The great 80’s Chicago philosopher, Ferris Bueller, once said, “Life moves pretty fast. If you don’t stop and look around once in a while, you could miss it.” That same thing could be said for digital as we follow Twitters ups and downs, how branding works in the digital era, plus the future of skincare, fandom, athletes, and beer. Blink and you miss some exciting new thing.
To wash down another week of digital marketing news, we’ve paired our future focused story selections this week with the classically old school, old fashioned. Repeat as necessary and read on.
1. Twitter unveils its new timeline to less users than it had in 2015
Yes, it’s true, Twitter has finally let us opt into their new timeline redesign that features the “best Tweets” first using their fancy new algorithm. So despite a weekend of #RIPTwitter, and declining #SB50 Tweets, they have released it to the wild anyway. The new feature is designed to deal with the issue of the fire hose of information that Twitter can throw at you. It’s opt in for now (here’s how to turn it on), but that will probably only last for a limited time before they make it permanent.
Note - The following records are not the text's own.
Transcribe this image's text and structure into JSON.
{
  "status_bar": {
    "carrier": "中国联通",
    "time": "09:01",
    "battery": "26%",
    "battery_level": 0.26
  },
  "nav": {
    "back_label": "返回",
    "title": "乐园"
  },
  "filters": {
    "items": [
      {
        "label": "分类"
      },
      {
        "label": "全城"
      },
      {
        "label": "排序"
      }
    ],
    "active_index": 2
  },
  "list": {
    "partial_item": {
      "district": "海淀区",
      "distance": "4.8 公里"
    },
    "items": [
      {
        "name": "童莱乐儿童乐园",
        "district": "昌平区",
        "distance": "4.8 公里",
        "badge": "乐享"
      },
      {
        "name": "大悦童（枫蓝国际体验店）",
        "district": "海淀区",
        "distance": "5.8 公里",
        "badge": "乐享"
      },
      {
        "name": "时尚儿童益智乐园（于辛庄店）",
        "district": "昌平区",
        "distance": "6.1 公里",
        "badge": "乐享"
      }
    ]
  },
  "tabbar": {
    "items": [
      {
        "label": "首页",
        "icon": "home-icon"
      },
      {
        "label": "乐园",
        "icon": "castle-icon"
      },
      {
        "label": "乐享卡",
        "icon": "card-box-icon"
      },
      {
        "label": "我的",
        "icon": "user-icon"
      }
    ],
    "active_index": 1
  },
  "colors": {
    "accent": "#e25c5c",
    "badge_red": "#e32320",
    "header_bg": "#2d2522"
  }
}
Meanwhile, just hours after this news, Twitter released their quarterly earnings and that went from confused emoji-face to stressed emoji-face. While revenue for the quarter was at $710 million and up 90%, advertisers increased to 130,000, and net losses were down 27%. Twitter also reported that it had the dreaded flat user base of 320 million, and if you take out some international users that use some sort of prehistoric SMS version, monthly active users are actually down by 2 million to 305 million from a year ago.
2. Branding in a digital world, con’t.
Last week we noticed how challenging it is to release new branding in a world of social media and instant reactions. This week, Instagram’s arty cousin, photography app VSCO, showed us how it’s done, offering up a seriously modern, complex, and data centric rebrand. Sure, the VSCO community is only 30 million to Instagram’s 400 million, so in some terms this is low risk stuff, but they spent a lot of time outlining an interesting visual language that would be just that.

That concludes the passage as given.